For over 20 years, Paul Thompson and his team of collaborators have been pioneering the field of brain imaging. Dr. Thompson directs the ENIGMA Consortium, a global alliance of 307 scientists in 33 countries who conduct the largest studies of 10 major brain diseases, ranging from schizophrenia, depression, ADHD, bipolar illness and OCD, to HIV and the effects of addictions on the brain. ENIGMA’s genomic screens of more than 31,000 people’s brain scans and genome-wide data have brought together experts from 185 institutions to unearth genetic variants that affect brain structure, disease risk, and brain connectivity. Dr. Thompson will initiate studies involving ocular imaging, brain imaging, genetics, brain development particularly as it relates to amblyopia and other eye diseases. Dr. Paul Thompson graduated from Oxford University, England with a B.A and M.A. in mathematics. He then earned a PhD in neuroscience at the Brain Research institute, Division of Brain Mapping and laboratory of Neuro Imaging, UCLA. Dr. Thompson has over 600 hundred publications, receiving numerous awards and honors. He has served as Associated Editor of several academic journals such as, Human Brain Mapping, NeuroImag and Transactions on Medical Imaging. He was also elected to the prestigious American Neurological Association in 2007.

This keynote is part of the Image Processing conference.

9:20 AM
Human-AI collaboration

Mark Steyvers, Univ. of California, Irvine (United States)

Artificial intelligence (AI) and machine learning models are being increasingly deployed in real-world applications including medical imaging. In many of these applications, there is strong motivation to develop hybrid systems in which humans and AI algorithms can work together, leveraging their complementary strengths and weaknesses. In this talk, I will discuss the promises and pitfalls of AI-assisted decision-making where a human decision-maker is aided by an AI. I will present empirical research that investigates the effectiveness of AI-assisted decisions and the cognitive decision process in different paradigms for presenting AI advice. I will also discuss the question of "machine theory of mind" and "theory of machine," how humans and machines can efficiently form mental models of each other to collaborate more effectively.

Mark Steyvers' research interests span a diverse set of topics in cognitive science such as wisdom of crowds, episodic and semantic memory, dynamic decision making, and causal reasoning. In each of these areas, he combines mathematical and computational modeling with behavioral experiments.
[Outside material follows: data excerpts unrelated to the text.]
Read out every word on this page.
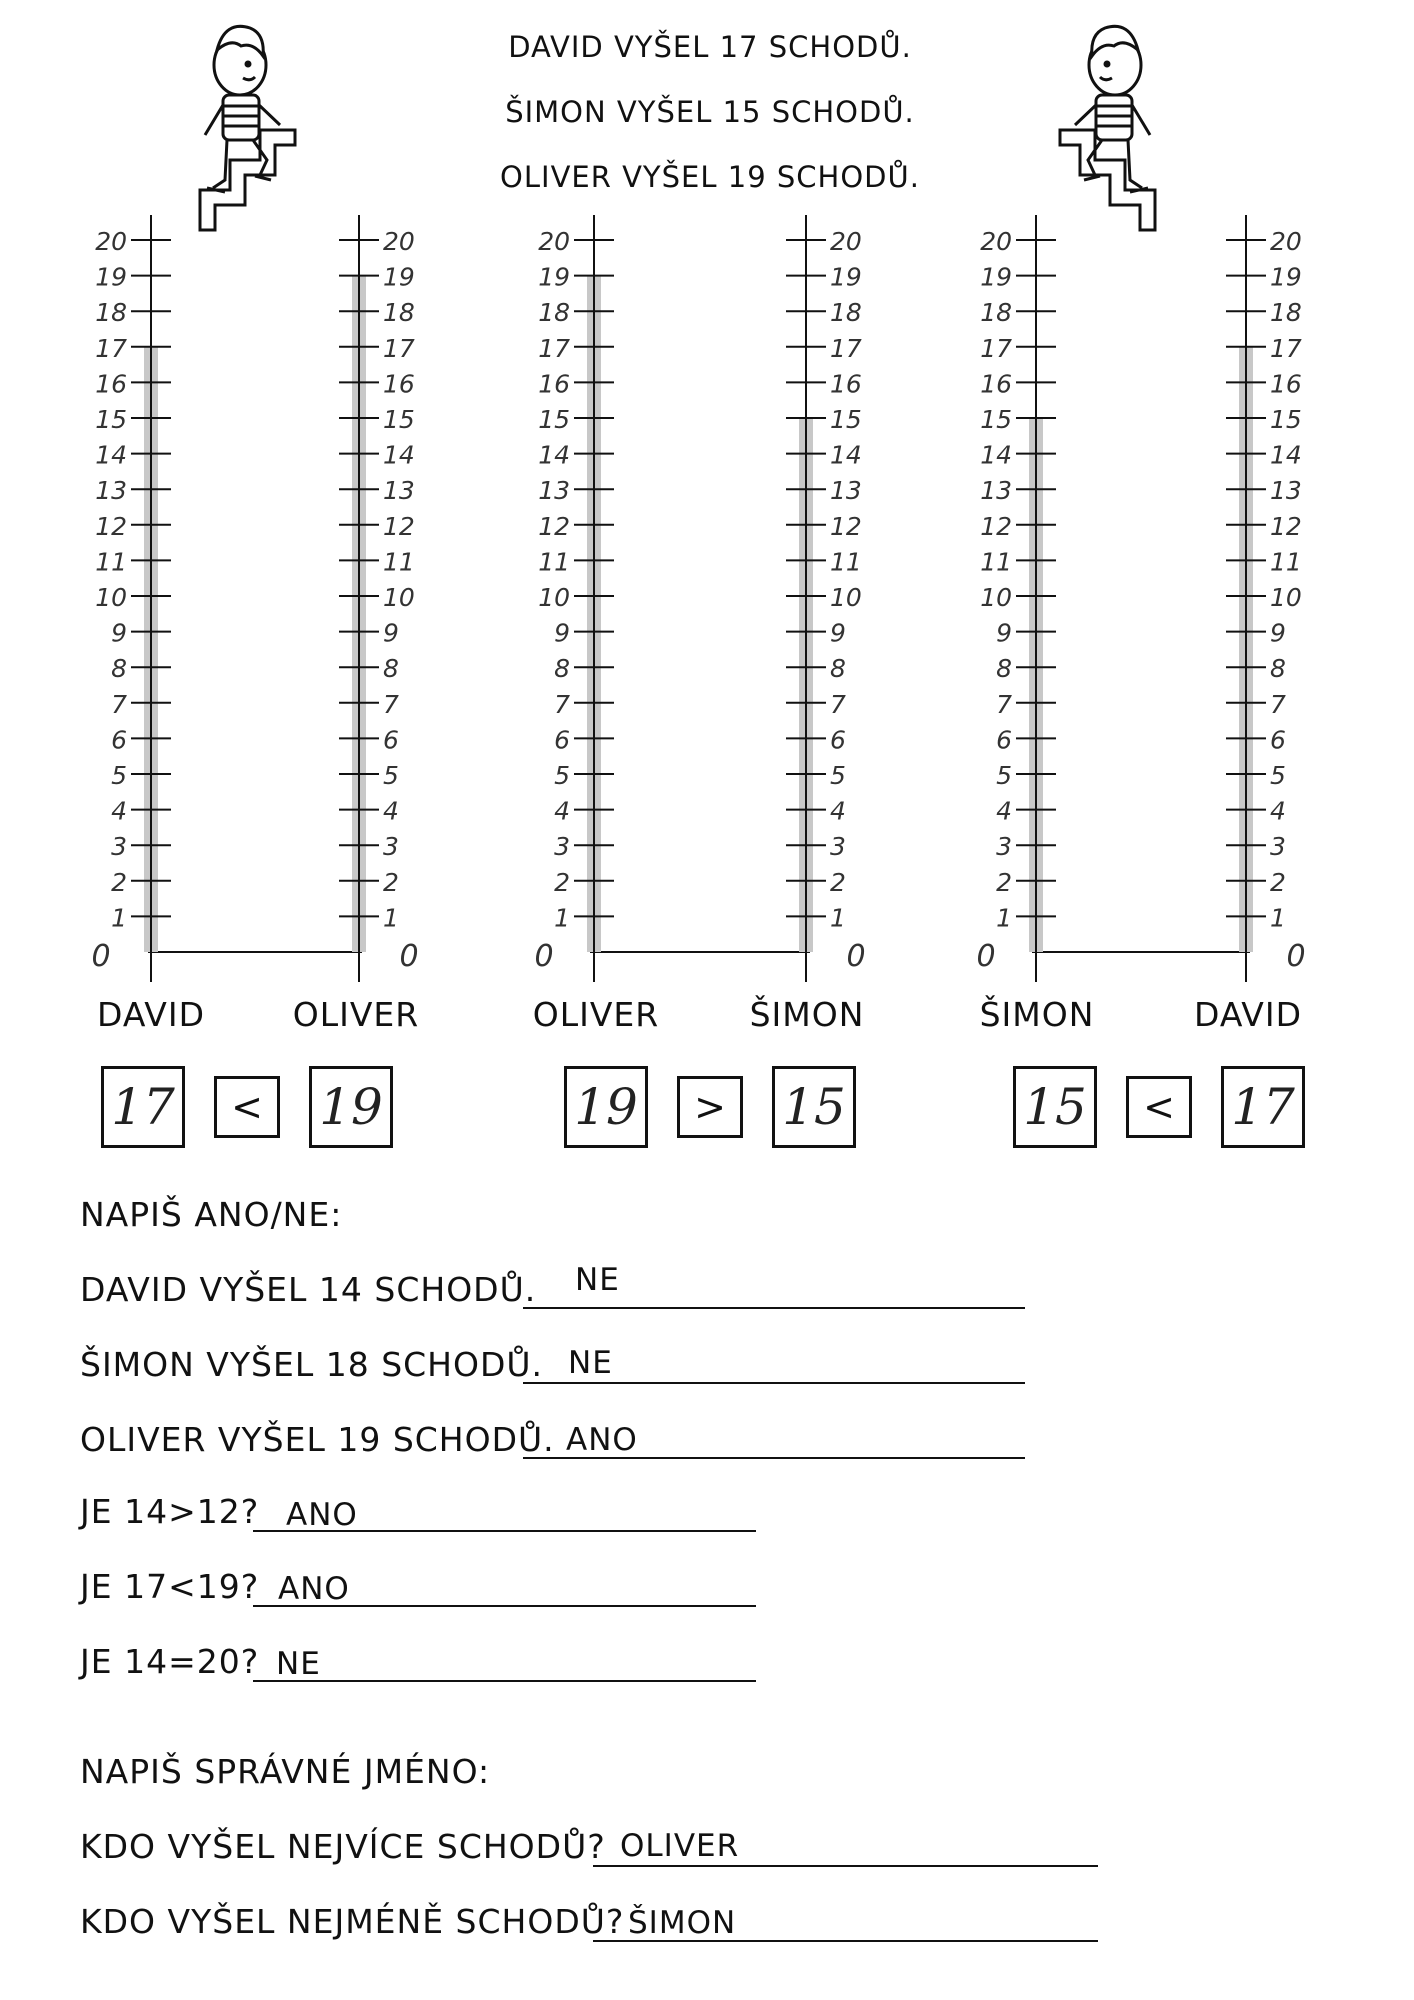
DAVID VYŠEL 17 SCHODŮ.
ŠIMON VYŠEL 15 SCHODŮ.
OLIVER VYŠEL 19 SCHODŮ.
1
2
3
4
5
6
7
8
9
10
11
12
13
14
15
16
17
18
19
20
0
1
2
3
4
5
6
7
8
9
10
11
12
13
14
15
16
17
18
19
20
0
1
2
3
4
5
6
7
8
9
10
11
12
13
14
15
16
17
18
19
20
0
1
2
3
4
5
6
7
8
9
10
11
12
13
14
15
16
17
18
19
20
0
1
2
3
4
5
6
7
8
9
10
11
12
13
14
15
16
17
18
19
20
0
1
2
3
4
5
6
7
8
9
10
11
12
13
14
15
16
17
18
19
20
0
DAVID	OLIVER	OLIVER	ŠIMON	ŠIMON	DAVID
17	<	19	19	>	15	15	<	17
NAPIŠ ANO/NE:
DAVID VYŠEL 14 SCHODŮ. NE
ŠIMON VYŠEL 18 SCHODŮ. NE
OLIVER VYŠEL 19 SCHODŮ. ANO
JE 14>12? ANO
JE 17<19? ANO
JE 14=20? NE
NAPIŠ SPRÁVNÉ JMÉNO:
KDO VYŠEL NEJVÍCE SCHODŮ? OLIVER
KDO VYŠEL NEJMÉNĚ SCHODŮ? ŠIMON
The models and experiments are tightly coupled: he tries to formulate empirical questions with the goals of constraining, developing, or testing between alternative computational models of how people learn, process, and represent information. His research interests also include some computer science topics in the domain of statistical machine learning and information retrieval. The adoption of recent machine learning methodology has helped him in advancing cognitive science research, especially in the area of semantic memory.

This keynote is part of the Image Perception, Observer Performance, and Technology Assessment conference.